Israel reopens Gaza crossing after calm returns to border
Israel will re-open its only crossing from Gaza for workers two days after closing it, the defence ministry said Monday, following a lull in rocket fire from the Palestinian enclave.
"Following a security assessment, it has been decided... that as of tomorrow... labourers and merchants will again be permitted to enter Israel from Gaza through the Erez crossing," said COGAT, a unit of the Israeli defence ministry responsible for Palestinian civil affairs.
The crossing is used by 12,000 Palestinians with permits to enter Israel for work.

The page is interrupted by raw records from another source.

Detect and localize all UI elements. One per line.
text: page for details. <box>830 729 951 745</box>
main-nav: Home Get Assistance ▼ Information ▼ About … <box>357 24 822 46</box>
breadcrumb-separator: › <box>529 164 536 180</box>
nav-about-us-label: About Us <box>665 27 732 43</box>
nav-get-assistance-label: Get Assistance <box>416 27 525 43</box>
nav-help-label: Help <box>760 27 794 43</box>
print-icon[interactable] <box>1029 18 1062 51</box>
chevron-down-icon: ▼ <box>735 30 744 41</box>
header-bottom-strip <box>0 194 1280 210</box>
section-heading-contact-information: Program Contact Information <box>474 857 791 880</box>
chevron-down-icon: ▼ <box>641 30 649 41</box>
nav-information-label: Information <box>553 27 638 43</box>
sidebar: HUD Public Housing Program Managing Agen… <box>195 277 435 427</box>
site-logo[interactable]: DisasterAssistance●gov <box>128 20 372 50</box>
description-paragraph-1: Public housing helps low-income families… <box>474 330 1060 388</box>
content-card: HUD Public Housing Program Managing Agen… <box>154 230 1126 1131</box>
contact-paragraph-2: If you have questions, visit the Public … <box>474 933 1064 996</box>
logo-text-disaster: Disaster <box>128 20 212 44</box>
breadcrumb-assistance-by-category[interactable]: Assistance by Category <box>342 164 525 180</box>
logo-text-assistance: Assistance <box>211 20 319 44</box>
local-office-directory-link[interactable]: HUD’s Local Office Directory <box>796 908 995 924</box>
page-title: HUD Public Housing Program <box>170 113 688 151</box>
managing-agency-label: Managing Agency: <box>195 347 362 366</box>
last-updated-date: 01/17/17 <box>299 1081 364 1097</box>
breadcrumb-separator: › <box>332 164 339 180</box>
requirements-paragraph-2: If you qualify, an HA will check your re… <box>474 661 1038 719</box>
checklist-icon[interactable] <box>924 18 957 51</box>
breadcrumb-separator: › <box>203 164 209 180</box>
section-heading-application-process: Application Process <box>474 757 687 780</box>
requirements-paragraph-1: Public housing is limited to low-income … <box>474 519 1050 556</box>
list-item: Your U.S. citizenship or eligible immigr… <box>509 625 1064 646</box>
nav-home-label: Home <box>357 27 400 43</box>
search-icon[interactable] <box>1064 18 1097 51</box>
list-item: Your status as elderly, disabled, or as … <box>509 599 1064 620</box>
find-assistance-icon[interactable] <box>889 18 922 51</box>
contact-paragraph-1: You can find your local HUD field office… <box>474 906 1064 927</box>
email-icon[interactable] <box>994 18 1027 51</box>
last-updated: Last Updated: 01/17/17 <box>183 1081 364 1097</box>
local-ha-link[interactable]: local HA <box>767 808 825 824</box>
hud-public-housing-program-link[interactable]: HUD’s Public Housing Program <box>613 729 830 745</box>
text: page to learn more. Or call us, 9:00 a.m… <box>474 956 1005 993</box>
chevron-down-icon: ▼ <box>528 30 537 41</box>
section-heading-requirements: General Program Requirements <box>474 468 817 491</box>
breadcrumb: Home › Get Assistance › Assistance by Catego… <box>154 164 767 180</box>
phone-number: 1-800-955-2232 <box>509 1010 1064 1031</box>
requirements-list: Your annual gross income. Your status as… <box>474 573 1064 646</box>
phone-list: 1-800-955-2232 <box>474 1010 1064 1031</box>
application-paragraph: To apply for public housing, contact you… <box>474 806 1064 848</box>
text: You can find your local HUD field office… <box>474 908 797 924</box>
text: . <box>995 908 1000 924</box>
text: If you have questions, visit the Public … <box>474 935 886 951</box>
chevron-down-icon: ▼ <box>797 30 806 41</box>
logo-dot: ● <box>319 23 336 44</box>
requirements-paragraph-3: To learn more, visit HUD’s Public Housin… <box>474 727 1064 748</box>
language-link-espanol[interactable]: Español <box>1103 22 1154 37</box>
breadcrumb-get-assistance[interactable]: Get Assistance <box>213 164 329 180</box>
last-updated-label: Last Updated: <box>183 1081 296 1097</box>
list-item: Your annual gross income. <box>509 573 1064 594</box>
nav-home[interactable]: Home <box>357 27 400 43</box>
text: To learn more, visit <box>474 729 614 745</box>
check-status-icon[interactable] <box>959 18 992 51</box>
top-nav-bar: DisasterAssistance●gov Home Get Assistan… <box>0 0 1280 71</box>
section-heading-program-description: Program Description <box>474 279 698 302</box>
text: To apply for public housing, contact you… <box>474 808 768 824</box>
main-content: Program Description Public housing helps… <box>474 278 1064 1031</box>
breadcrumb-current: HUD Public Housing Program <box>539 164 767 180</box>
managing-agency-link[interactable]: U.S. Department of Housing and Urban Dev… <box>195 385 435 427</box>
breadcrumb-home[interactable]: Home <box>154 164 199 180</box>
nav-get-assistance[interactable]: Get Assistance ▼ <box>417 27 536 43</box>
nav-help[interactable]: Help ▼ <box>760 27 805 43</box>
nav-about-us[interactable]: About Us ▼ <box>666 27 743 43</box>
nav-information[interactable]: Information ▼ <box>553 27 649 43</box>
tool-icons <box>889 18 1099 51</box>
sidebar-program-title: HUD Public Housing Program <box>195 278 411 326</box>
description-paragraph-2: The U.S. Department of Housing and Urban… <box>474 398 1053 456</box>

"Opening the crossing for merchants and labourers and the other civilian measures applied to the Gaza Strip are conditioned on the continued preservation of a stable security situation in the area," COGAT said in a statement.
On Saturday, COGAT had announced it was closing Erez after militants in Gaza fired projectiles at Israel for four consecutive days, amid a second weekend of heavy clashes at east Jerusalem's flashpoint Al-Aqsa Mosque compound.
The unrest, which came as the Jewish festival of Passover overlapped with the holy Muslim fasting month of Ramadan, sparked fears of a wider conflict, nearly one year after similar violence at Al-Aqsa led to an 11-day war between Israel and Gaza-based militants.
No rockets have been fired from Gaza since Saturday morning.
Overnight Sunday into Monday, a projectile was fired from Lebanon into northern Israel, the army said. Nobody claimed responsibility for that fire and Israel's military responded by firing artillery rounds into Lebanon.